Medium P_i = water oxygen exchange by kinesin. (a) Change in ratio of ¹⁸O₃-P_i:¹⁸O₄-P_i species versus time for monomeric BKinM. Full reaction with 2 μM BKinM, 4 μM MTs, 1 mM MgADP, and 1 mM ¹⁸O-P_i (diamonds). Control reactions had one component omitted. Minus MTs (square), minus ADP (circle), and minus BKinM (triangle). (b) Dependence of exchange rate on [ADP]. As in a, except for 0.5 mM P_i and variation in [ADP]. Reaction for 154 min. A K_d of 70 μM was determined by fitting to a hyperbolic binding model. (c) Dependence of exchange rate on [P_i]. As in a at 1 mM MgADP and variable [P_i]. Reaction for 168 min. (d) Progress of exchange reaction for dimeric DKH405. Reaction as 2 μM DKH405 (per head concentration), 4 μM MTs, and 1 mM ¹⁸O-P_i. No ADP was added, and the free [ADP] was 2 μM that resulted from half-site release of ADP on binding of DKH405 to the MT and from carryover of free ADP in the stock of DKH405. Control reactions had extra ADP added to a total free concentration of 3 μM (circle) or 5 μM (triangle). Results are reported as total amount of exchange, because the exchange is more extensive than in a with multiple cycles of exchange having occurred. Consequently, the ¹⁸O₃-P_i:¹⁸O₄-P_i ratio no longer scales linearly with the amount of exchange. For comparison, the point at 25 min has a ¹⁸O₃-P_i:¹⁸O₄-P_i ratio of 0.097 that is already off the scale of a.

Fig. 2.

Influence of added salts on binding of 2′(3′)-O-(N-methylanthraniloyl)ADP (mantADP) to nucleotide-free K349. Stopped-flow analysis of the rate of the fluorescent transient on binding of mantADP to nucleotide-free human K349 monomer. Final concentrations of 0.24 μM K349 and 2.9 μM mantADP in A25 buffer with 25 mM KCl plus additional potassium salts as indicated. No addition, diamond; P_i, circles; sulfate, squares; KCl to 50 mM total, triangle.
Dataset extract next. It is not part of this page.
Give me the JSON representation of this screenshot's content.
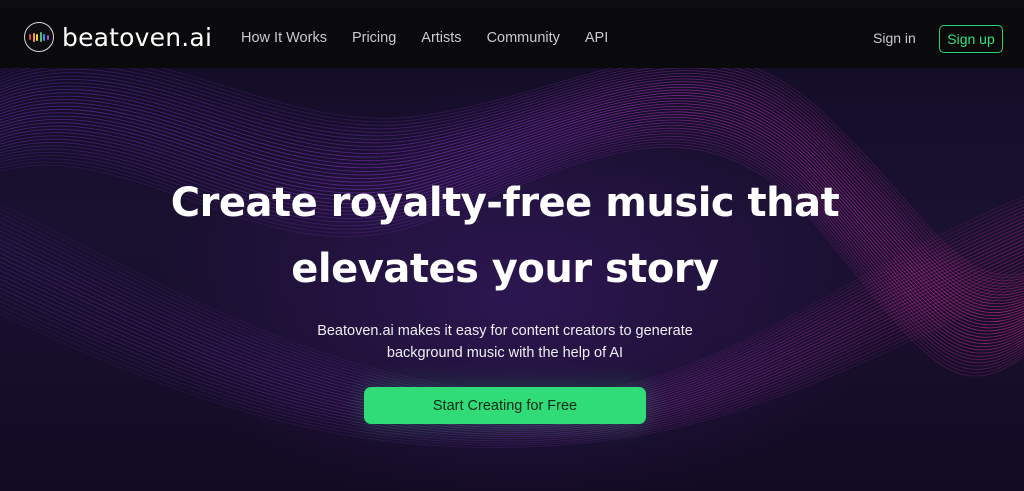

Hyperbolic fits to data yield K_0.5 values of 3.1 and 1.8 mM and maximum fractional inhibitions of 61 and 81% for P_i and sulfate, respectively.

Scheme 4.

Comparison of ADP release and ATP resynthesis by monomers and the tethered head of a kinesin dimer bound to a MT. Motor domains are represented by circles with the MT indicated by a solid bar with the plus end at the right. ADP and ATP are indicated by D and T, respectively, with the three species on each line being the nucleotide-free, ADP, and ATP forms. The NL is indicated by a line originating near position of I325 (human kinesin numbering) with a curved line depicting an undocked linker and a straight arrow indicating the forward directed position of the docked linker in the presence of ATP (see ref. for a more complete description of this schematic representation). The increased freedom of the undocked NL with monomers is indicated by the multiple conformations of the NL in A. An intact neck coil is indicted by long parallel lines, and a partially uncoiled neck coil is indicated by shorter parallel lines and single lines leading to the ends of the NLs. The weight of the arrows in lines A and B is only intended to convey the relative changes in rate between monomers and dimers for each step. As discussed in the text, the equilibrium for ATP synthesis still strongly favors hydrolysis at 1 mM P_i even for dimers.

Scheme 5.

Model for ATP-induced movement of the tethered head from the rear to the lead position. The starting configuration is that of B in Scheme 4 that is consistent with the acceleration of medium P_i = water exchange with dimers. ATP binding to the lead head would favor NL docking, and this would displace the trailing head with ADP toward the lead position with stimulation of ADP release. * marks a fixed position on the MT.